BINOCULAR PEOPLE
Life on the Whale Trail in Pacifica
I don’t know how I ended up on the Pacifica Whalespotting Facebook page but the frequent posts got me down to the coast, south of SF, children’s binoculars in hand. At first I just pulled over to the side of the road and joined a small group looking out at the ocean, passing around their own set of binoculars. Some would decline. It’s not everyone who feels the weight of a mammal that deep in our bones.
That night I posted:
Incredibly playful bunch of whales just off of Mori Point around 2:30pm today! Just splashing and flipping and dancing around. I had my binoculars out on the path above Rockaway Beach. When I left there were still two active groups in the area though I’m not sure where the ones further away went off to.
May come back down with my daughter to see if the evening brings them back!
Not to worry, they’ll be back tomorrow. These last few weeks have been insane! one member said as a comfort.
Go toward Mussel Rock, another instructed. Gorgeous sightings too as they often travel north.
What I remembered about whale watching before this is a combination of sea sickness, cold, disappointment and my uncle’s small bead decorated cabin in Provincetown Massachusetts. That summer held a lot of other interesting things, namely bubble gum taffy from the shop of a thousand flavors and boys. My uncle worked at a bar his friend owned and his friend had a daughter that was a few years older than me and a million years more experienced. It was not my last crush on the type of guy who could be seen in the center of town at least once a day if one hung around long enough. If there was a summer to fall in love with nature over teenagers, that wasn’t the one.
It didn’t feel entirely necessary to bring Olive to the coast, her being only eight and not yet in danger of succumbing to a different kind of peer pressure but she agreed she was interested. We started where I had already gone on the weekend, Rockaway Beach, a tiny collection of seaside shops next to a small cove and seafood restaurant with a big lot. We parked just behind and saw the body of a whale from the car. Olive ran out and over the small dunes to get closer but for a while we saw nothing. A few minutes later, the whale emerged on the other side of the cove.
“Did you see the whale?” I asked another mom at the shore.
“Did I see the whale?” she asked, repeating my questions in a dry, almost mocking manner before answering “No, not yet.”
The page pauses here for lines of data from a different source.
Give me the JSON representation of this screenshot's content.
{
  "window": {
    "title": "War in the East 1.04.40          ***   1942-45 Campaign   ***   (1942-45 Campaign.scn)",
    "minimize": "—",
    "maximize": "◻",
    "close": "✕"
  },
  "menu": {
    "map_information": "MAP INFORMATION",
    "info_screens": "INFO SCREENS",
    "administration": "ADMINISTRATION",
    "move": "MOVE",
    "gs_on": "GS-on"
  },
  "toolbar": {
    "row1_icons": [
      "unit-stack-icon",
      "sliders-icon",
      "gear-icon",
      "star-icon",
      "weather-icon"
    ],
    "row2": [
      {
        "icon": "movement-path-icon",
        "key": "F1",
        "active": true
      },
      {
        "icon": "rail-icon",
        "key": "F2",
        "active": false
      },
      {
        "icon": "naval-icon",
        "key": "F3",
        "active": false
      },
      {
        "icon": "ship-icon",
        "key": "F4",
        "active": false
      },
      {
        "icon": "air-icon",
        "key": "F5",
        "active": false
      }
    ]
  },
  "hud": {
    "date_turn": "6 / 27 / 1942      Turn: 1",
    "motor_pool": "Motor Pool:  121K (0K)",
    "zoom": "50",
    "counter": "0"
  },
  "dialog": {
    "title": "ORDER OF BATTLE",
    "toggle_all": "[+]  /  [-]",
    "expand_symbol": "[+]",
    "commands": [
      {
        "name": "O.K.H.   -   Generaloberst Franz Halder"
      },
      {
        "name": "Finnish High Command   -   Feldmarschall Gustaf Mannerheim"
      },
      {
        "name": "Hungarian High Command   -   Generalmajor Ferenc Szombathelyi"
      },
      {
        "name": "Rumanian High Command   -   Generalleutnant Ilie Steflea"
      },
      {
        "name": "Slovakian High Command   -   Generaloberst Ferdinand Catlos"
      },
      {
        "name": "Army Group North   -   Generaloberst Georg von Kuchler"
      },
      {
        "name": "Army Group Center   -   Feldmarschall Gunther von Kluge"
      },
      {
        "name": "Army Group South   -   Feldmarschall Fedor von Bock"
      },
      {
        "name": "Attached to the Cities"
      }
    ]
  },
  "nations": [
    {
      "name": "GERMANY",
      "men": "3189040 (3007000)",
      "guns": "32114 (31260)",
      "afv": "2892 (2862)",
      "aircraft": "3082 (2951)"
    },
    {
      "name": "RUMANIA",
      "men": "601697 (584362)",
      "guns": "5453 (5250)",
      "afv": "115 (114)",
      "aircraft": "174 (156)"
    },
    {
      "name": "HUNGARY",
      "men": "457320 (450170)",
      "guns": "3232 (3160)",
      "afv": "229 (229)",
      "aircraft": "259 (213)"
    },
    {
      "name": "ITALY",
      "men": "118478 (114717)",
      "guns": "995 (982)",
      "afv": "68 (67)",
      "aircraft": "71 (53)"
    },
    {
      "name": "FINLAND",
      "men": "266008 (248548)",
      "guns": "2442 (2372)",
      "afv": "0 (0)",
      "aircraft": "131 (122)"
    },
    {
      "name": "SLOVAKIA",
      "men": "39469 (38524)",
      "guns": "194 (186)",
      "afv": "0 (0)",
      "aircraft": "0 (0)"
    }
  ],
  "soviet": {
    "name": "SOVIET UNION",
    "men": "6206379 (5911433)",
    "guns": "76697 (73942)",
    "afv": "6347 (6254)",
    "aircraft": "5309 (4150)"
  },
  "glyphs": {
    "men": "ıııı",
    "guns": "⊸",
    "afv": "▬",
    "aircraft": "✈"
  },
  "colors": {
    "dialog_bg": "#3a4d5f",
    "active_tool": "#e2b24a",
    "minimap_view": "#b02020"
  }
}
I had a hard time understanding her answer. They had clearly been at the beach for a while, her two boys tearing it up on the uneven sand on their bikes, while she watched on, facing the water. And we had just seen the whale from the car as soon as we parked; its body rising above the surface, with our bare eyes. I let it sink in that she was not interested in the idea of seeing the whale, even if I pointed in the direction of where we had spotted the spray.
The clarity came slowly, like I was refocusing on some truth I had refused to look more closely at before. It’s not enough that we’re both at the ocean with kids on a cloudy day, or that both our kids liked to bike ride, or that we were both mothers in California who liked to take our kids outside. We were not the same kind of person.
My parents were binocular people. I’ve never seen them both so happy at the same time as when they returned home from a trip to Acadia National Park after one week of birdwatching. They both thought the trip was so wonderful and they said so in their Brooklyn / Queens accent that replaces the er with an a. You’d think those two things alone, and in combination, would be enough to hold two people together but it wasn’t.
Olive moved toward the water and sat down looking toward the north end of the cove where the whale was now spouting, binoculars glued to her face. I pulled her away from her focus, saying that the FB page had noted five whales all together about four miles north. I didn’t want her to miss out on what I had seen the weekend before which had been a whale party: in my case three at once in close proximity slapping their tails around in what seemed like delight. As I drove us up the climbing coastline, the fog hung low and dashed over the street and I wondered whether in trying to give her something more I had taken something else away. She had already seemed brought in and embraced by the sight.
At the top of Muscle Rock the ocean stretched around us far enough below to imagine that we could live in the clouds. A man with a big brown sweatshirt had binoculars around his neck and said that he and his friend were looking for birds more than whales because that meant more fish. I told him about Massachusetts and vomiting and the whale boats and the disappointment and he told me that fifteen years ago they saw Hunchbacks only every once in a while and now they were everywhere.
Olive and I adjusted to our location and saw six or seven different whales at various points north of us, south of us and also dead center. We stayed until we got cold, screaming each time a whale tail splashed in the waves.
On the way home I stopped to get gas, and Olive asked whether I got the kind that was good for the environment, knowing that whales rely on clean air and fresh water.
“There’s no kind that’s good for the environment,” I said, and she stayed quiet for the rest of the ride.